A Fixer In Need

5 minute read

As journalists and photographers, we all fill with pride when we see our byline printed on the page. But never does the reader see the names of the fixers who make it all happen. Rarely do you read about the risks taken by local people who help us produce stories in incredibly dangerous places, then stay behind once we’re safely gone. And rarely do we thank these people who really are the core of war reportage and foreign correspondence.

Marrion P’Udongo is one of these names.

I first met Pastor Marrion when I was reporting on the causes of the conflict in eastern Congo for Human Rights Watch and TIME magazine. His smile greeted me in the café where I was sitting in Bunia and he asked if he could be of assistance. He was the pastor of a local church, he said. He also worked as a fixer with just about every journalist who passed through the region. And since I was a journalist, he offered to help me, too.

“My people need to be heard,” he said. “And your people need to understand what is going on. I can help them.” He then let out an infectious giggle that I’ve both come to love and fall victim to for the past seven years.

Pastor Marrion spent the next seven years guiding not only me, but many journalists, photographers, Hollywood film stars and human right activists through the dirty quagmire of eastern Congo. He spent years carefully walking us through displaced camps, dashing out of firefights, and into the heavy silence of homes of people who’d been raped and assaulted.

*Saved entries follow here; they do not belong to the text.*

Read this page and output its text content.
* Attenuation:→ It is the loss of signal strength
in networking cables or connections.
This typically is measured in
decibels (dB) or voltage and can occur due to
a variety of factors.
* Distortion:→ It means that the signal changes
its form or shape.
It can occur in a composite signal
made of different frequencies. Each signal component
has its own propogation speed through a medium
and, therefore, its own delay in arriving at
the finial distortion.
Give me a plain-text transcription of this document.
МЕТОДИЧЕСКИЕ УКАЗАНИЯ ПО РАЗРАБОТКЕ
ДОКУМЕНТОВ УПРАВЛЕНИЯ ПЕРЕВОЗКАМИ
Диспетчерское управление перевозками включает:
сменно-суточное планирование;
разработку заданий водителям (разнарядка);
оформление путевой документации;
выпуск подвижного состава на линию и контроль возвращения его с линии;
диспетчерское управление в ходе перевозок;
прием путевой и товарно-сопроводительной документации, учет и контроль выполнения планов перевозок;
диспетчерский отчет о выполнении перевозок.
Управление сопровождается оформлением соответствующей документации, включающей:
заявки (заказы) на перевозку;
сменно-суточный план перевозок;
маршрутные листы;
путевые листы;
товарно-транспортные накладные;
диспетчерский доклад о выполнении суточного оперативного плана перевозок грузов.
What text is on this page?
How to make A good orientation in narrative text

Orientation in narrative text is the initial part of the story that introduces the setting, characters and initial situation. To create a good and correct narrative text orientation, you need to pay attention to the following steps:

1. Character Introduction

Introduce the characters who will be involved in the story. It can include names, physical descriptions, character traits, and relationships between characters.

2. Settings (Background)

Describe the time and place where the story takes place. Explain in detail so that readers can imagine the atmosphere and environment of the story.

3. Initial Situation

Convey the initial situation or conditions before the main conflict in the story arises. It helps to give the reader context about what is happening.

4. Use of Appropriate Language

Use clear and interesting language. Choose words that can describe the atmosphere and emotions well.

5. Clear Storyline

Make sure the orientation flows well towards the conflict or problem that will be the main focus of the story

And as a result, the world is more informed about this chronically underreported conflict.

He’s negotiated with rebel leaders so I could spend weeks in their camps. He has sat in the red mud of goldmines while I documented the exploitation of minerals that’s directly fueled this barbaric war. He has driven me down roads where no one else dared drive. And after crossing the frontlines one day outside Goma, he prayed as we huddled together in a sinkhole while drunken government troops fired at our heads.

In a war that’s killed millions in Congo, Pastor Marrion has risked his life not only for journalists and photographers like myself, but also for his own people. In May 2003, the Pastor saved over 70 people from certain death when ethnic Lendu militia entered Bunia and began slaughtering their rival Hema in the streets. Pastor’s wife is a Hema, as are their children. When Lendu militia discovered them after several days hiding in Pastor’s living room, they stripped them naked and marched them to the road to be killed. Miraculously, one of the commanders had seen Marrion preach and begged the others to spare his life. The group was lead to safety in a nearby United Nations compound, just before militia returned and looted everything in his home.

And in the years afterward, he has picked children off the ground where they lay crying next to their dead mothers. Pastor Marrion takes them to the orphanage at St Kizito in Bunia, which he helps operate. For the few nuns who run St. Kizito, he negotiates with farmers to buy cows so the children can have regular milk. Much of the life-saving medicine at the orphanage was bought with money the Pastor earned from working with journalists.

Now the Pastor needs saving.

Last summer, he suffered severe renal failure and nearly died. Doctors said that in order to live, he’d need a kidney transplant – a costly procedure out of reach by most people in Africa, especially Congo. So a couple of colleagues and I decided to make it happen. For all the years of bravery and loyal friendship, it was the least we could do for him. The best news is Pastor Marrion found a kidney donor: his nephew. We managed to get him on dialysis, and then began raising money to pay for this transplant, which is now scheduled for later this month in Nairobi, Kenya. But we’re still about $10,000 short of saving his life, not to mention the thousands more that will be needed in the months that follow. Without this money, the man known as “the Oskar Schindler of Congo,” will never again lead us through the green hills of eastern Congo so the rest of the world can understand. The stories will go silent, and the torn community who so desperately need him will lose one of the best people they ever had.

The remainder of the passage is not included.